Hospital refuses to examine Zaldy Ampatuan due to security risks

MANILA, Philippines – A Quezon City court has allowed former Autonomous Region in Muslim Mindanao governor Zaldy Ampatuan to undergo a medical check-up outside of detention, but the hospital supposed to treat him has refused to admit him even as an outpatient because of security risks.

In a July 15 order, Judge Jocelyn Solis-Reyes of Regional Trial Court Branch 221 directed the accused to be brought to the St. Luke’s Medical Center in Global City as an out-patient.

The Quezon City Jail Annex warden, Senior Insp. Edgar Camus, was supposed to bring Ampatuan to the SLMC only as an out-patient after the court did not allow Ampatuan’s request for confinement.

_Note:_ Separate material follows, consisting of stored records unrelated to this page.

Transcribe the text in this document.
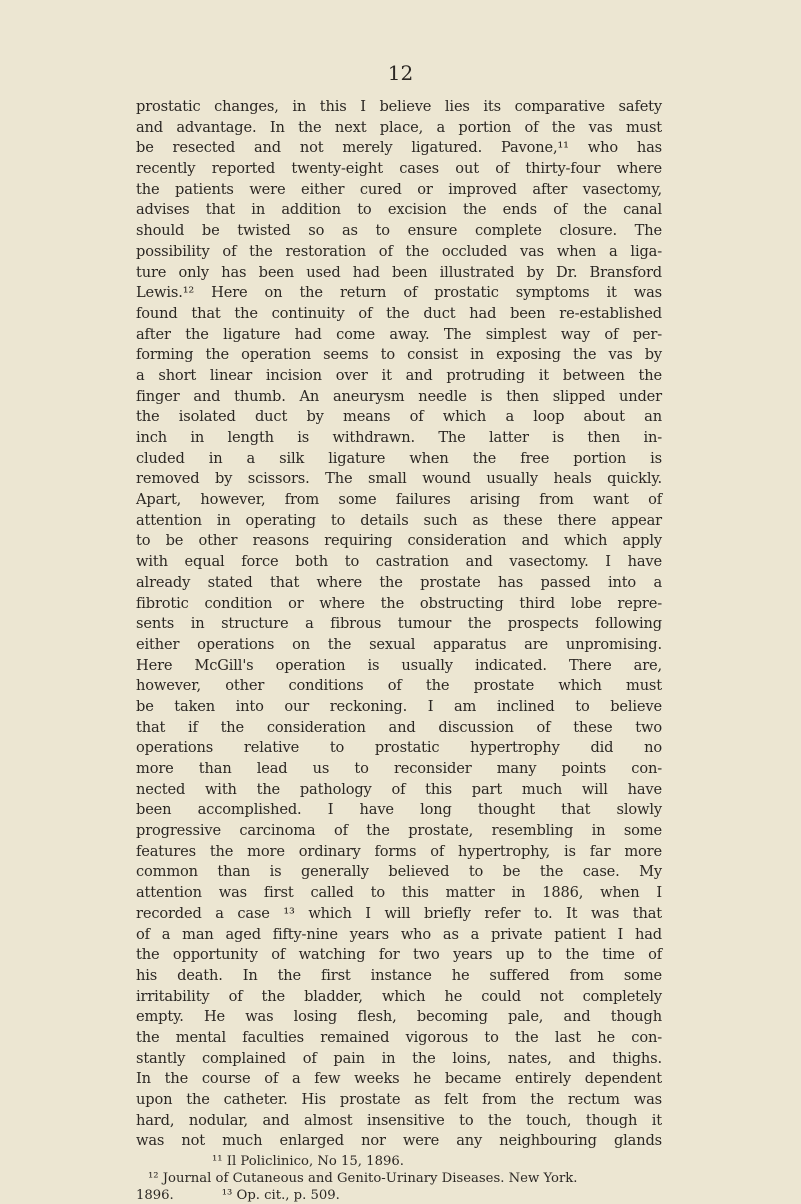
12
prostatic changes, in this I believe lies its comparative safety
and advantage. In the next place, a portion of the vas must
be resected and not merely ligatured. Pavone,¹¹ who has
recently reported twenty-eight cases out of thirty-four where
the patients were either cured or improved after vasectomy,
advises that in addition to excision the ends of the canal
should be twisted so as to ensure complete closure. The
possibility of the restoration of the occluded vas when a liga-
ture only has been used had been illustrated by Dr. Bransford
Lewis.¹² Here on the return of prostatic symptoms it was
found that the continuity of the duct had been re-established
after the ligature had come away. The simplest way of per-
forming the operation seems to consist in exposing the vas by
a short linear incision over it and protruding it between the
finger and thumb. An aneurysm needle is then slipped under
the isolated duct by means of which a loop about an
inch in length is withdrawn. The latter is then in-
cluded in a silk ligature when the free portion is
removed by scissors. The small wound usually heals quickly.
Apart, however, from some failures arising from want of
attention in operating to details such as these there appear
to be other reasons requiring consideration and which apply
with equal force both to castration and vasectomy. I have
already stated that where the prostate has passed into a
fibrotic condition or where the obstructing third lobe repre-
sents in structure a fibrous tumour the prospects following
either operations on the sexual apparatus are unpromising.
Here McGill's operation is usually indicated. There are,
however, other conditions of the prostate which must
be taken into our reckoning. I am inclined to believe
that if the consideration and discussion of these two
operations relative to prostatic hypertrophy did no
more than lead us to reconsider many points con-
nected with the pathology of this part much will have
been accomplished. I have long thought that slowly
progressive carcinoma of the prostate, resembling in some
features the more ordinary forms of hypertrophy, is far more
common than is generally believed to be the case. My
attention was first called to this matter in 1886, when I
recorded a case ¹³ which I will briefly refer to. It was that
of a man aged fifty-nine years who as a private patient I had
the opportunity of watching for two years up to the time of
his death. In the first instance he suffered from some
irritability of the bladder, which he could not completely
empty. He was losing flesh, becoming pale, and though
the mental faculties remained vigorous to the last he con-
stantly complained of pain in the loins, nates, and thighs.
In the course of a few weeks he became entirely dependent
upon the catheter. His prostate as felt from the rectum was
hard, nodular, and almost insensitive to the touch, though it
was not much enlarged nor were any neighbouring glands
¹¹ Il Policlinico, No 15, 1896.
¹² Journal of Cutaneous and Genito-Urinary Diseases. New York.
1896.	¹³ Op. cit., p. 509.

But in a manifestation filed on Monday, Ampatuan’s lawyer Redemberto Villanueva told the court that the hospital management declined to treat his client even as an outpatient.

“Arrangements were made for the same with the said hospital. However, due to recent exposes (of Zaldy), St. Luke’s Global City has refused to accept him, as outpatient accused due to security risks,” the manifestation read.

The former ARMM governor ended up not being examined.

Villanueva said the SLMC invoked its right “as a private hospital to do so” on the basis of “security risks.”

The request for hospitalization came after Chief Insp. Agnes Aglipay of the Health Service Unit of the Bureau of Jail Management and Penology in Metro Manila recommended for Ampatuan to be treated in a “hospital setting.”

Doctors had discovered that Zaldy “has coronary heart disease and poorly controlled diabetes mellitus that needs immediate evaluation and prompt treatment.”

Among the tests that Aglipay said Zaldy needed to undergo were: 12-lead ECG, two-dimensional echocardiography; peripheral arterial and venous duplex scan; endothelial function test; 24-hour Holter monitoring; carotid duplex scan; complete blood chemistry which includes high sensitivity C-reactive protein and myocardial perfusion imaging.

Ampatuan had set off a series of exposés in the past week, ranging from what he knew about the Nov. 23, 2009 Maguindanao massacre to election fraud in the 2004 and 2007 elections.

He is currently held in a separate cell from his fellow accused, which includes his own father Andal Sr. and brother Andal Jr. inside the QCJA due to health reasons.

Zaldy has not yet been arraigned for his alleged participation in the massacre, where 57 people, including 31 media workers were killed. The remains of a 58th victim, another media worker, remain missing to this day.